Ich fühlte mich von den Anstrengungen des Tages so ermattet, daß ich nicht mehr nach meiner Burg zurückkehren mochte, vielmehr legte ich mich, nachdem ich Speise und Trank zu mir genommen, in meiner Barke schlafen, vor einem plötzlichen Überfall sicher, da ich ja einen Wächter in dem Hunde zur Seite hatte.
Neu gestärkt erwachte ich am folgenden Morgen. Nach eingenommenem Imbiß, den ich mit meinem neuen Freunde gewissenhaft teilte, schaffte ich meine Fracht ans Ufer und durchsuchte jedes Stück. Der Branntwein in dem Fäßchen erwies sich als eine Art Rum, und in den Koffern entdeckte ich mancherlei, was mir sehr willkommen war, z. B. ein Flaschenfutter von sehr schöner Arbeit, in welchem sich mehrere, drei Liter haltige, mit silbernen Stöpseln versehene Flaschen feiner Branntweine befanden; sodann zwei Töpfe mit eingemachten Früchten, die so fest verschlossen waren, daß das Seewasser nicht einzudringen vermocht hatte; ferner etliche gute Hemden, anderthalb Dutzend weißleinene Taschentücher und mehrere farbige Halstücher. Auf dem Boden des Koffers fand ich zuguterletzt noch drei große Beutel mit Silbermünzen, im ganzen 1100 Stück; in dem einen waren 6 Dublonen in Gold und etliche kleine Goldbarren. Gern hätte ich das ganze Gold, das ich nicht viel höher als Kieselsteine schätzte, für drei oder vier Paar englische Schuhe und Strümpfe dahingegeben, die ich seit so vielen Jahren schmerzlich entbehren mußte. In dem andern Koffer befanden sich Kleidungsstücke sowie ein kleiner Pulvervorrat, dessen außerordentliche Feinheit darauf hinwies, daß er nur zur Vogeljagd bestimmt sein konnte. Der Koffer, welchen ich zuletzt öffnete, enthielt noch eine Geldsumme in Realen, aber was mir am meisten Freude bereitet, war der Fund von Papier, Federn, Schreibzeug, Federmessern und einer großen Flasche voll Tinte.

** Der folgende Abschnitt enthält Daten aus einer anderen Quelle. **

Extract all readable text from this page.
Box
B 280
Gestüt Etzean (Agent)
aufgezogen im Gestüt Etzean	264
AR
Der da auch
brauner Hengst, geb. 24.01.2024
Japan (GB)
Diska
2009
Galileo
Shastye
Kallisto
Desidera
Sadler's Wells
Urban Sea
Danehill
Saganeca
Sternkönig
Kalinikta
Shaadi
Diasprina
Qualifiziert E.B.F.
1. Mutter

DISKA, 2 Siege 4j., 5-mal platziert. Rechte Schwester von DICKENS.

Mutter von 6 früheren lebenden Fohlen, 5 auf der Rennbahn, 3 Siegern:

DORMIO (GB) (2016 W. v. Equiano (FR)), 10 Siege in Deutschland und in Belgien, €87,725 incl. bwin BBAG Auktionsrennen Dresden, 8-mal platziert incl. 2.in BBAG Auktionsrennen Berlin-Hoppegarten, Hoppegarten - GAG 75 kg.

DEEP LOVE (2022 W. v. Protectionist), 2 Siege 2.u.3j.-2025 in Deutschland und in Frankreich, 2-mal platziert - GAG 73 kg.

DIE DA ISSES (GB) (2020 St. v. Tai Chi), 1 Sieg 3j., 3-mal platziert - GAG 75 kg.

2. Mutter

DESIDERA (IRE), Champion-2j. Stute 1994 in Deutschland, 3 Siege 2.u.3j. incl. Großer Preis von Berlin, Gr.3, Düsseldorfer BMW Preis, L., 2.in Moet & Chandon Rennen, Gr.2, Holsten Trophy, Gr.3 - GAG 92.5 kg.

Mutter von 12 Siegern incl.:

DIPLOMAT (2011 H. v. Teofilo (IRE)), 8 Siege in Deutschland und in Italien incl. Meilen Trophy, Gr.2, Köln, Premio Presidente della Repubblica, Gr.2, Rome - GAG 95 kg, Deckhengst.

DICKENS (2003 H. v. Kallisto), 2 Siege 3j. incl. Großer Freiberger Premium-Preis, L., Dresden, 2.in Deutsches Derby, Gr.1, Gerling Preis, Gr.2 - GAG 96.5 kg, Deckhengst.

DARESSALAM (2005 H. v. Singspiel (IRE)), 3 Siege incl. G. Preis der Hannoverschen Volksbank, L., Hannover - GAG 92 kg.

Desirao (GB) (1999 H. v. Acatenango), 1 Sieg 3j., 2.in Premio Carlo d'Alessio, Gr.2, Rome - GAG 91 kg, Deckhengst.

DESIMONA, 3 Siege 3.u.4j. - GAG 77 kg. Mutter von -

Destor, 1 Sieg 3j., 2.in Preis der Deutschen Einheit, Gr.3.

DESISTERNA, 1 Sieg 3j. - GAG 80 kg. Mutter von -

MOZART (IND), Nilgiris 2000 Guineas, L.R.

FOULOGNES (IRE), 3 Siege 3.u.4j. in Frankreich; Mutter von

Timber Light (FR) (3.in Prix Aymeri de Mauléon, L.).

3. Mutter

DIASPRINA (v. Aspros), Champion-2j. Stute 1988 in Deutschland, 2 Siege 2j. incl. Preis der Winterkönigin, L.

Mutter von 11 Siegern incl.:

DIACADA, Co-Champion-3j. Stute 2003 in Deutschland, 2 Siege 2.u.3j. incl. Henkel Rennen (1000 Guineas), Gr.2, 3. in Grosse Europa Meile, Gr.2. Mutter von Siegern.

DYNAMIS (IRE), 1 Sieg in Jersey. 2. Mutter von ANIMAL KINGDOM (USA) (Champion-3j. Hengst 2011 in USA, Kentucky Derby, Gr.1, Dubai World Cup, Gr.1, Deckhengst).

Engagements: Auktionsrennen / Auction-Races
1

Alsbald brachte ich den ganzen Fund unter Dach und Fach nach meiner Grotte, das Boot aber wieder an seinen alten Ort; ich selbst kehrte darin nach der Burg zurück, wo ich alles in derselben Ordnung vorfand, wie ich es kürzlich verlassen.
Zwar entstand ein nicht geringer Aufruhr unter den Ziegen und Katzen, als sie meinen vierbeinigen Gefährten erblickten, der sie laut bellend anfuhr; doch ich schlichtete bald den Streit der Parteien, und sämtliche tierische Genossen lebten dann in ungestörtem »Burgfrieden« einträchtig bei einander.
Traurige Überraschung
Als ich nach ein paar Tagen wiederum an das Ufer in die Nähe des Schiffbruchs kam, bemerkte ich zu meinem großen Schmerze den Leichnam eines Schiffsjungen, den die Wogen ans Land gespült hatten. Er trug nur eine Matrosenjacke, an den Knieen zerrissene Beinkleider, sowie ein Hemd von dunkelblauer Leinwand. Nichts verriet, welcher Nation er angehörte. In seinen Taschen fand ich zwei kleine Münzen und eine Pfeife, über welche letztere ich hoch erfreut war, und die in meinen Augen hundertmal mehr Wert hatte als Gold und Silber! Von der ganzen verunglückten Schiffsmannschaft, soviel ich auch umherspähte, entdeckte ich nicht das Geringste.
Nach den eben beschriebenen Ereignissen trat in meinem Leben wieder die frühere Eintönigkeit ein, nur daß ich bei allen Verrichtungen, die ich vornahm, behutsamer zu Werke ging und wachsamer auf alles acht gab, was sich außerhalb meiner Burg etwa ereignete. Wenn ich mein Landhaus besuchte, so wagte ich nicht, mich dahin zu begeben, ohne mich bis an die Zähne zu bewaffnen. Traf es sich aber, daß mich der Weg nach dem östlichen Teile der Insel führte, so konnte ich schon mit größerer Sicherheit, wenn auch immer nicht unbewaffnet, meine Reserveparks besichtigen. Manchmal wandelte mich in dieser Zeit die Lust an, eine zweite Reise nach dem gestrandeten Fahrzeuge zu unternehmen; allein mein Verstand sagte mir, daß es nichts enthielte, was die Beschwerlichkeiten und Gefahren vergüten könnte.